I was disappointed that nobody made the case that Obama and ObamaCare are tearing down the only "Wall of Separation between Church & State" that Thomas Jefferson ever imagined in his 1802 letter to the Danbury Baptist Association, in which the First Amendment explicitly prohibits Congress and the USA government from imposing on religious organizations what their definition of religion is permitted to be. ObamaCare has a religious exemption, but it only applies to those religions that the law defines as applicable. Seeing his assault on churches unchallenged, Obama this year further restricted the definition of religious exemption in what employers must pay for -- and even those not affected are now alarmed. Obama is clearly setting up an establishment of religion, whereby people are punished (by penalties, fines and excess taxation) for not being members of his established church(es) despite that their reasons for earning those fines are strictly religious in nature, that is, they can be argued strictly from the Bible. I wanted to file an amicus myself on the topic, but I don't (yet) have standing, and if the current case is won for sanity, I won't need to.
The Court can do anything they want to, but according to Suszek
in "More than Twenty Cents" four Justices are mindless left-wing bigots
(not his words) who will vote to support ObamaCare irrespective of the
facts, one will vote to throw it out for the same reasons or lack thereof,
and four Justices will earn their salaries by actually giving some thought
to the question. The left-wing Justices tended to grill the opponents of
ObamaCare, and the right-wing Justices tended to grill the government supporter.

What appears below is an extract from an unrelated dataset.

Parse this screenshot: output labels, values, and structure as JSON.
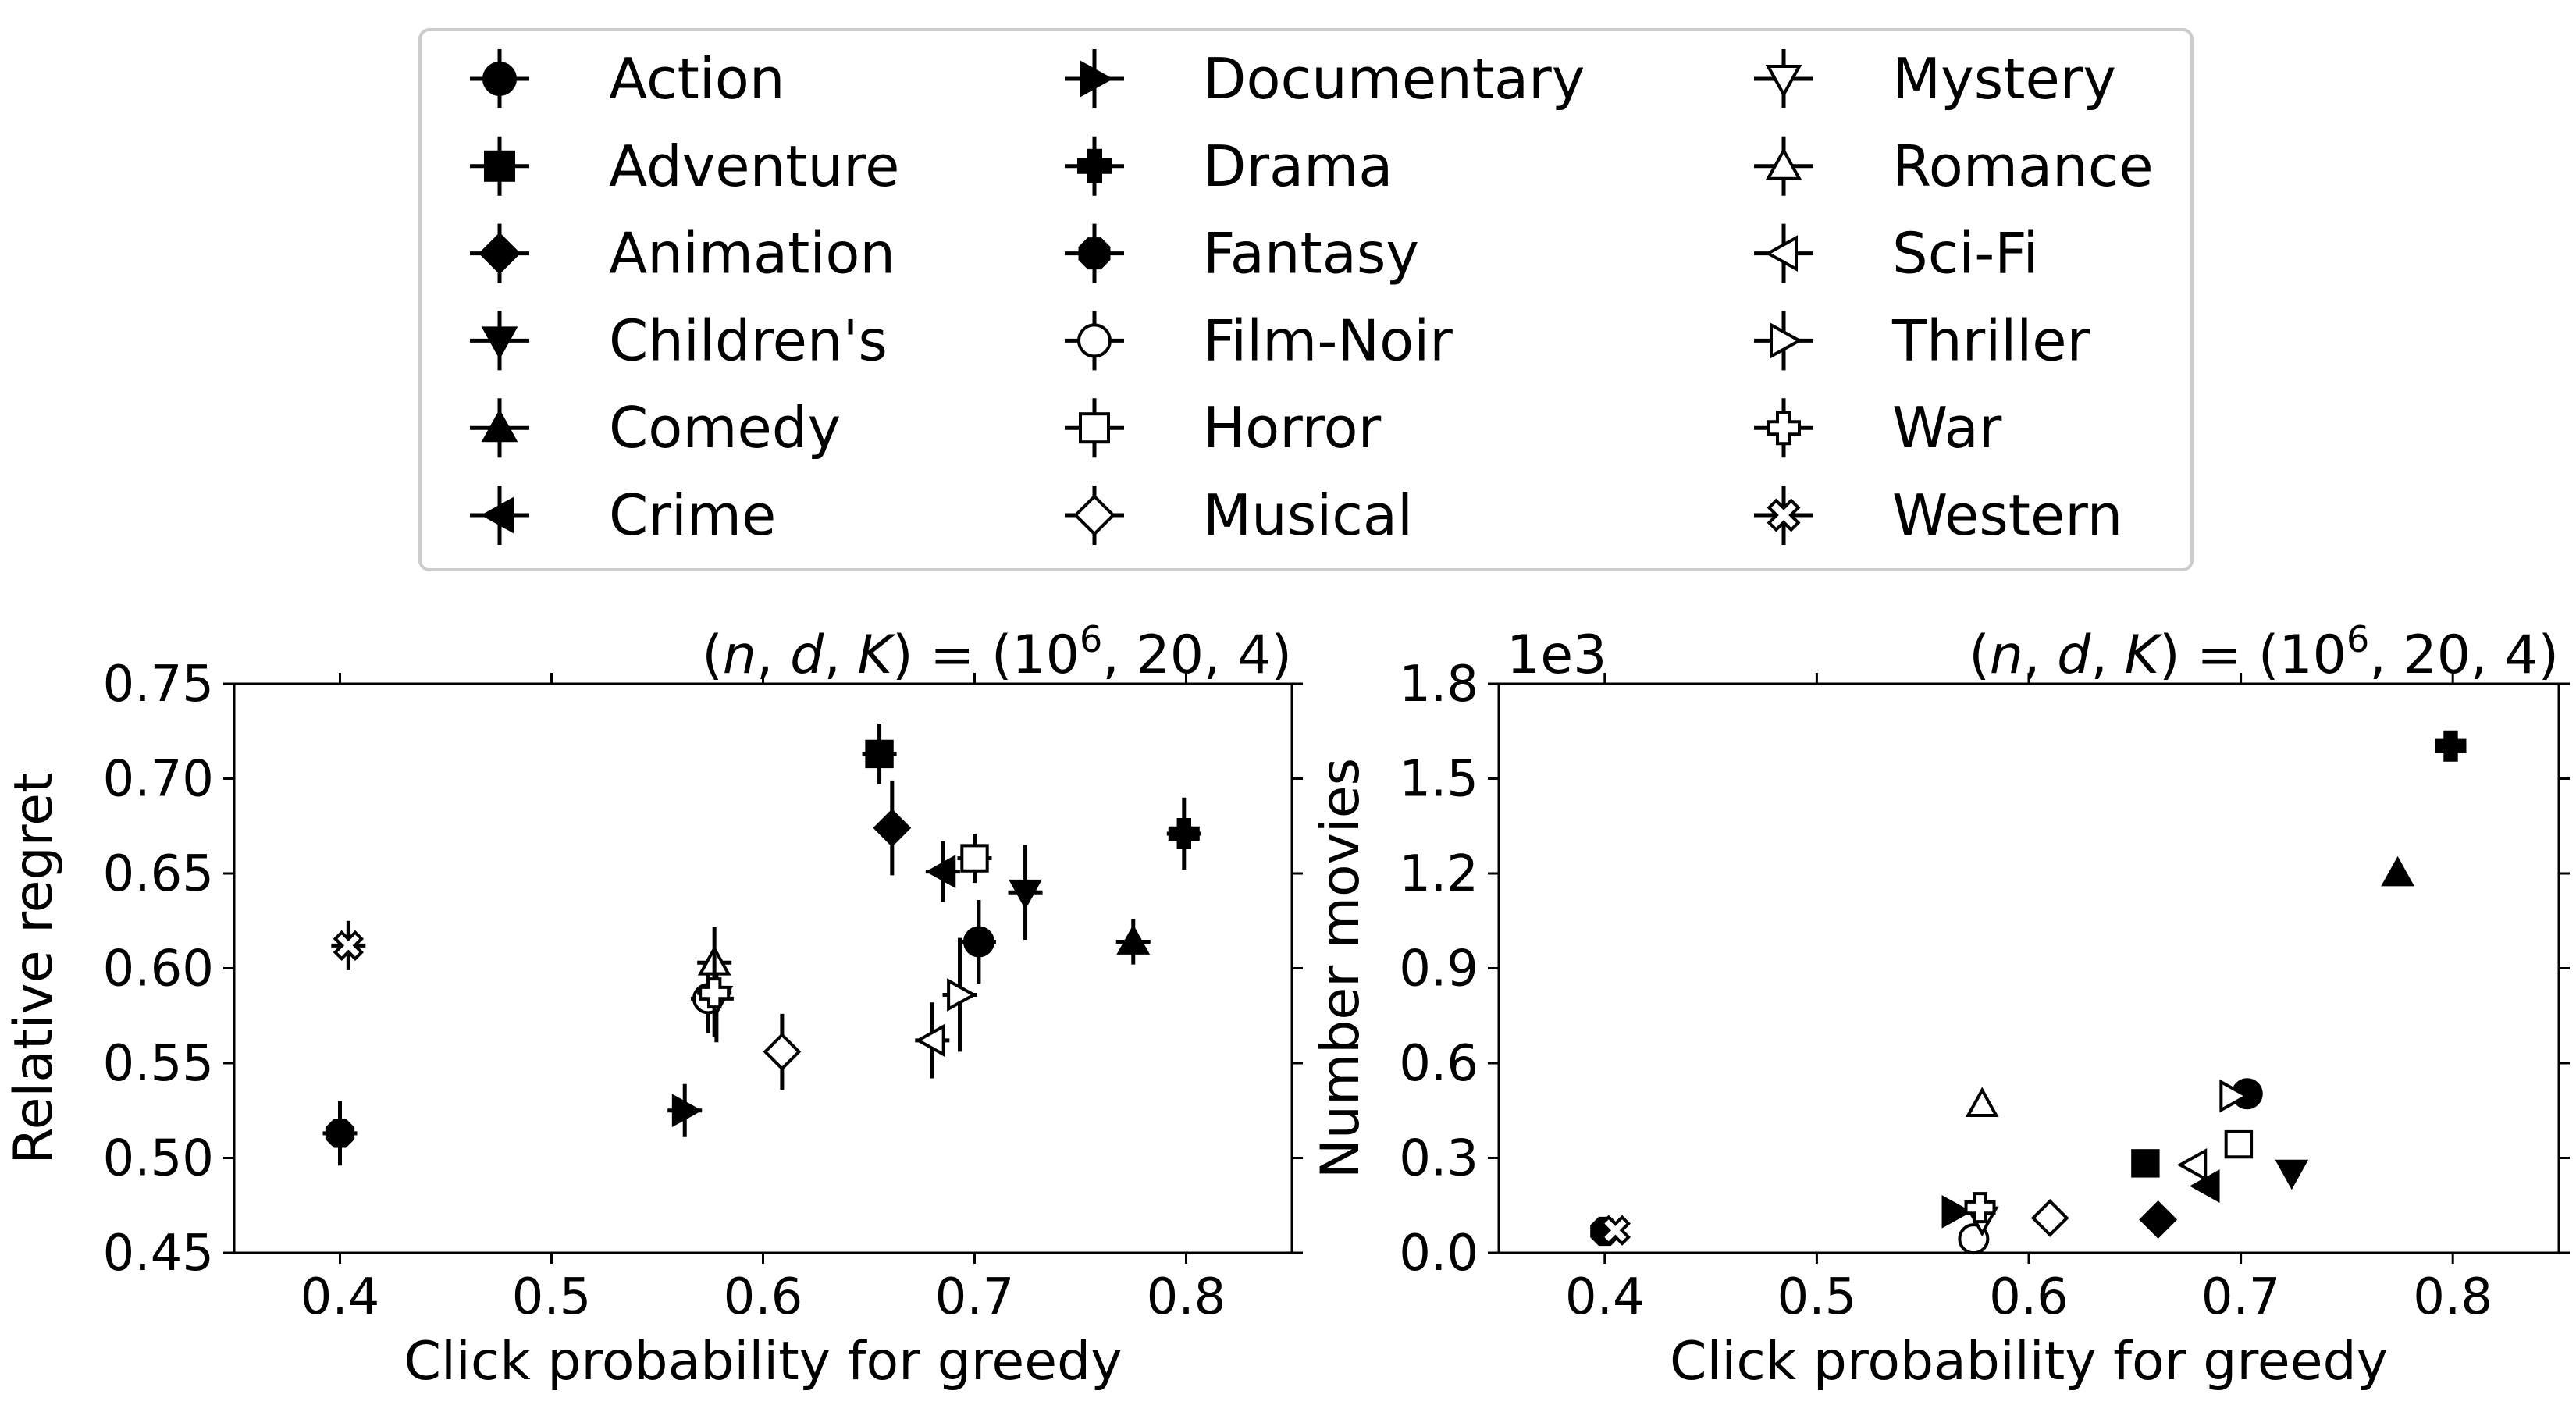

They all beat up on the guy who wanted it postponed, so I think we can
expect a decision this year. After reading Wickard I'm much less confident
in what last year was called "Roberts' Revenge" (that the Court would throw
it out) after Obama dissed the Chief Justice in his State of the Union.
The Court does not seem to imagine themselves as bound by law or justice
or even principles, but only politics. I'm glad it's not my job.